Zahra worked in the field of social work engaging with primarily marginalized peoples through community organizations and most recently with the Thames Valley District School Board (London) supporting students through advocacy, counselling, and education. She has always maintained an interest in memory, absence, loss and relics produced by colonialism and its diaspora, looks for traces and connections to cultures of the Caribbean in everyday Canadian landscapes, and enjoys growing her knowledge of gender and queer theory.

Zahra volunteered with the Collections Department at London’s Fanshawe Pioneer Village working to digitalize artifacts, catalogue recent acquisitions, and perform simple artifact cleaning and conservation. She looks forward to enhancing her archival skills to trace forgotten and misrepresented histories of everyday people and objects and is enthused to participate in exhibit design.

Image of Sarah PointerSarah Pointer graduated from Mount Royal University in 2021 with a B.A. in History, double minoring in Business and Indigenous Studies. During her degree, Sarah’s research focused on the intersection of environmental and social histories to understand the role of the Canadian Government in the dispossession of Indigenous peoples from their lands to create our parks systems in the 19th and 20th Centuries. Her research is guided by the principles that research should be interdisciplinary, collaborative, and community-minded.

Her passion for the history of parks was ignited while working for Parks Canada as a Visitor Information Program Student. Sarah further explored this passion for parks while attending the American Civil War: History and Memory Field School and continued to study parks as a Research and Collections Assistant for Buffalo Nations Museum.

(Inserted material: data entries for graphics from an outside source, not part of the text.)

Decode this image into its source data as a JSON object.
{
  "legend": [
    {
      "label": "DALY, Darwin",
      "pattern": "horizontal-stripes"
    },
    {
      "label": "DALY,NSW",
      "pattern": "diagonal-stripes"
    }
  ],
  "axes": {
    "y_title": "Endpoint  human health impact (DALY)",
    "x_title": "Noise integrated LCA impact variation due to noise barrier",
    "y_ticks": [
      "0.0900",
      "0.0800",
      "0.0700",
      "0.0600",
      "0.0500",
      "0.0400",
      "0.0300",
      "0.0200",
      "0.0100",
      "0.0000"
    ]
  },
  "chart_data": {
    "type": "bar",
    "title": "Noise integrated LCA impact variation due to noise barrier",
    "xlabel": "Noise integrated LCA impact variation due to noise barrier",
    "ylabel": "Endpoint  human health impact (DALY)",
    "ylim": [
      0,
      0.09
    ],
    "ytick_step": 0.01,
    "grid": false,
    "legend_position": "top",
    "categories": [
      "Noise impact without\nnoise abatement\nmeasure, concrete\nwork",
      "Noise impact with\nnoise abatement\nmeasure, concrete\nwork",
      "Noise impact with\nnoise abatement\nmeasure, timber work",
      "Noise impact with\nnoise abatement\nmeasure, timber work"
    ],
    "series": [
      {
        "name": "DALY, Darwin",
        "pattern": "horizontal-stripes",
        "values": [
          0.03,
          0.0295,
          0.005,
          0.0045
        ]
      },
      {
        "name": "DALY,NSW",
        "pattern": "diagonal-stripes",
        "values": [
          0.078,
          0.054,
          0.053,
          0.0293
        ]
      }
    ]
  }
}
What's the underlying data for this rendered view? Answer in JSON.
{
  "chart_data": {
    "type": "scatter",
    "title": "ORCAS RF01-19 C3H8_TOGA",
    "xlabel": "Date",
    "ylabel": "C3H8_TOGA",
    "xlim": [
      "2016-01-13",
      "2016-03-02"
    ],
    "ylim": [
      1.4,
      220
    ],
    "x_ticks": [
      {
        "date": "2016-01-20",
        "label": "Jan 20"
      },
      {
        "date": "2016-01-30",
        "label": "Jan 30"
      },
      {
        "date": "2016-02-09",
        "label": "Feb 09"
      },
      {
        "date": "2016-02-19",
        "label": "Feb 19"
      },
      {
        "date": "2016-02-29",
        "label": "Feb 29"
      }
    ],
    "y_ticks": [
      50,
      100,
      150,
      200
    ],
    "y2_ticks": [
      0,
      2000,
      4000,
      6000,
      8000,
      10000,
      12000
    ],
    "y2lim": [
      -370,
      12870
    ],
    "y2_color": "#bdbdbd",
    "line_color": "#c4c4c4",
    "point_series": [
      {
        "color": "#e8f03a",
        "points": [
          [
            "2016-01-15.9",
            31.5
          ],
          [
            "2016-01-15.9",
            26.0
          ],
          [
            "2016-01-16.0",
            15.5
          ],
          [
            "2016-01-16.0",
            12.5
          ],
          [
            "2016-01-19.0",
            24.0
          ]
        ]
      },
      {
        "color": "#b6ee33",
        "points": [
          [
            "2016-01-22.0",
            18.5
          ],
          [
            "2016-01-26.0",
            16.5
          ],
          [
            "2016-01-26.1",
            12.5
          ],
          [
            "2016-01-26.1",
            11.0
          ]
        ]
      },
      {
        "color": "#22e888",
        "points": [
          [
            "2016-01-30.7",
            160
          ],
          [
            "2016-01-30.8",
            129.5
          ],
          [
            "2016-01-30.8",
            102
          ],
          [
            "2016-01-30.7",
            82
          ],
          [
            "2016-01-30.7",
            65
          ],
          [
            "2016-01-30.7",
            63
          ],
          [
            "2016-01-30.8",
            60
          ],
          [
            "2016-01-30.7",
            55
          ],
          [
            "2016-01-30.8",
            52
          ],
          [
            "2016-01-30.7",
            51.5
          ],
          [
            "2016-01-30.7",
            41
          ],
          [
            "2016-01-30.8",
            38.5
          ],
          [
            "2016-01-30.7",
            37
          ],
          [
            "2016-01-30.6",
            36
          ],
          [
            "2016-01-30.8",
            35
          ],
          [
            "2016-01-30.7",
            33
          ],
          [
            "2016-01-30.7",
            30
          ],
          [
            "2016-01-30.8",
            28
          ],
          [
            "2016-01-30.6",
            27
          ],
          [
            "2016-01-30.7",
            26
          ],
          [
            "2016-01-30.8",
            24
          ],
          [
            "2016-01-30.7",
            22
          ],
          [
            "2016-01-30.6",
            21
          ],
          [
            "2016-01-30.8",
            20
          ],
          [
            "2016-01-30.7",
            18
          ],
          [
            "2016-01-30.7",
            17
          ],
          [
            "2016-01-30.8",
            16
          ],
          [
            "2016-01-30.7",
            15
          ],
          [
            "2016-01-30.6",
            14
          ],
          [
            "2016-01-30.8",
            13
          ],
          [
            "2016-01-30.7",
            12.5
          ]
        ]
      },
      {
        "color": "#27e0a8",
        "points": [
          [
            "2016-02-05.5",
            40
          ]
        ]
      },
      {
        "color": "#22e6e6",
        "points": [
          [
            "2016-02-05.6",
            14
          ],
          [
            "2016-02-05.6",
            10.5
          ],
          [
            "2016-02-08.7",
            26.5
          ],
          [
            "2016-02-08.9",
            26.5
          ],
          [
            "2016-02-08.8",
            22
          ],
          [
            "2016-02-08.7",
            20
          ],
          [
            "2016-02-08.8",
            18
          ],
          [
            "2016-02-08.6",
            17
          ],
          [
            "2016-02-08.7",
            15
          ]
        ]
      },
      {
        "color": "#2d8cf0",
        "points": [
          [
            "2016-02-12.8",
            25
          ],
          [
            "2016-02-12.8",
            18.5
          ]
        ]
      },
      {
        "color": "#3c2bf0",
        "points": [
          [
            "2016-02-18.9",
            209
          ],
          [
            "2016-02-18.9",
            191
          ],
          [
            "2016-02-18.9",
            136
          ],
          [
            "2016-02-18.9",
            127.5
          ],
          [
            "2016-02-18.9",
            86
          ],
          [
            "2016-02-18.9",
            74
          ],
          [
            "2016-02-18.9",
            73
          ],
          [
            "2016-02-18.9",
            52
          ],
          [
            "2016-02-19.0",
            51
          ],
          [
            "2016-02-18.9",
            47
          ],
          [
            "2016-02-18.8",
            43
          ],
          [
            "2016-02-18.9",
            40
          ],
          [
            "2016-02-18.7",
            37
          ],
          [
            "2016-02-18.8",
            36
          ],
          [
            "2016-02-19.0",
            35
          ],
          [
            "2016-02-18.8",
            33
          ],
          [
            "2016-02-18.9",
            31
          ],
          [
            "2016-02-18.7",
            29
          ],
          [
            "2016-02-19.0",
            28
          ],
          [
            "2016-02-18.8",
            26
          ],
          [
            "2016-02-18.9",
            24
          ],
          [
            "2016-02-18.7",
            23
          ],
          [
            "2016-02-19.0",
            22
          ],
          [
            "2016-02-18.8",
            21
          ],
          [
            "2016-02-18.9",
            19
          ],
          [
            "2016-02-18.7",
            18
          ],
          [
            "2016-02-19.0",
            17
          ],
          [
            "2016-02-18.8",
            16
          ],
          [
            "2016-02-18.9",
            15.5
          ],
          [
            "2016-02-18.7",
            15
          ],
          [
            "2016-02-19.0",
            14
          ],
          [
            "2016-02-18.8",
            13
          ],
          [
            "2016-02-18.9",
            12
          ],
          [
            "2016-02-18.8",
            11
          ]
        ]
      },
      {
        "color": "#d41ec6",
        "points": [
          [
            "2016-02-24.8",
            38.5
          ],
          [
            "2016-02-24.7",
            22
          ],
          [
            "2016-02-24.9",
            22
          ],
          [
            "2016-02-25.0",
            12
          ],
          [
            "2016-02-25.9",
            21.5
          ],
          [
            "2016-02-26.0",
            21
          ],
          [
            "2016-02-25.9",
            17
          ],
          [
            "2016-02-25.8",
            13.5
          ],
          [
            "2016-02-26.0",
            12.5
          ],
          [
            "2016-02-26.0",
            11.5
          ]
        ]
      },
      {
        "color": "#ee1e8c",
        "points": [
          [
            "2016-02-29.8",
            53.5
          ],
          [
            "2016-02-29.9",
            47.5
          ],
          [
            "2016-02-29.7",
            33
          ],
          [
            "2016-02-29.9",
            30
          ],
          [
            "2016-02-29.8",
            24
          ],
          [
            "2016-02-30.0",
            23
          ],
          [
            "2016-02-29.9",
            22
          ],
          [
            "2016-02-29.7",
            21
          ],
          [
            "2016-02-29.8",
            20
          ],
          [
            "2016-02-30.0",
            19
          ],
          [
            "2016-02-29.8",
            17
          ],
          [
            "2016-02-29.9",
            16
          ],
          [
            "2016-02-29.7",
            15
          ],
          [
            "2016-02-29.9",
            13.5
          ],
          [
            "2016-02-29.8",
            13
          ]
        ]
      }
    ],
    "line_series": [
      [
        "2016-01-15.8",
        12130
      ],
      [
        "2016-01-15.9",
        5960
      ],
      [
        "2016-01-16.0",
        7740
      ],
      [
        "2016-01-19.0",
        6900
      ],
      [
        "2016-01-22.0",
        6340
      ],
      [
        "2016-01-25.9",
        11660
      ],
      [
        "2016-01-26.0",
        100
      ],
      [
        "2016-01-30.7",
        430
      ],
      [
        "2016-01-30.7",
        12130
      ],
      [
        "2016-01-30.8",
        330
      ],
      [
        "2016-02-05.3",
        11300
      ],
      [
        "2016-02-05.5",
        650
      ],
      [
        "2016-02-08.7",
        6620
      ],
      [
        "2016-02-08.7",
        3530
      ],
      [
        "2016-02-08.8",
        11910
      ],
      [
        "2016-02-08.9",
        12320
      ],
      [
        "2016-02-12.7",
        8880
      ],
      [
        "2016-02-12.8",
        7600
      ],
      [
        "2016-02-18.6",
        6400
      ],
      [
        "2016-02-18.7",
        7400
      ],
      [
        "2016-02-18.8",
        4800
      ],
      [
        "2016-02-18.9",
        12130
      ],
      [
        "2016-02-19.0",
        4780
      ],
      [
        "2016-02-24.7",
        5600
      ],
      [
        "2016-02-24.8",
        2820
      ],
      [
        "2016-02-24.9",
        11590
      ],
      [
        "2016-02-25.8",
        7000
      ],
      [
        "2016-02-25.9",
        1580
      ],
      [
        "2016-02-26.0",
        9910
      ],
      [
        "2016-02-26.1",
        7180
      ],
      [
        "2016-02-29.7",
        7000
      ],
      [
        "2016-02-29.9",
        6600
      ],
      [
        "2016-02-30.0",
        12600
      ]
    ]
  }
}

Sarah also worked as a research assistant on a Stoney Nakoda lead research project, Enhancing the Reintroduction of Plains Bison through the inclusion of cultural monitoring and traditional knowledge in Banff National Park. Here she conducted research, transcribed oral histories, and co-authored a final report. This solidified her passion for working on collaborative and community-minded research. Currently, Sarah works for Writing-on-Stone / Áísínai’pi Provincial Park, as an Information Officer where she works to share natural and cultural history.
In the future, Sarah hopes to work as a Historian for Parks Canada. She looks forward to assisting with projects that centre collaboration and interdisciplinary knowledge in the areas of environmental and social histories.

Image of Jesse Sturgill

Jesse Sturgill is an international student from Ohio, U.S.A, having graduated from Wright State University with a B.A. in History in 2019 with a Magna Cum Laude. His research examined the controversial forced resignation of the Chair of the Dayton State Hospital over a series of patient deaths in the 1970s and pointed to the main role that decreased funding and overcrowding as a result of insufficient federal funding of asylums had in this case.

Jesse has worked in several other capacities as a public historian, helping research the history of the Air Force Institute of Technology at Wright Patterson Air Force Base, performing the role of living history assistant at Carillon Historical Park open air museum complex in Dayton, Ohio, and interning at the Wright State University Special Collection & Archives where he helped digitize the collection and translate German microfilmed records.
His main interest is local history, with a particular focus on previously marginalized voices and misrepresented history. As he joins Western’s public history M.A. program, Jesse looks forward to learning more about the practice of oral history and the design and creation of exhibits for the general public.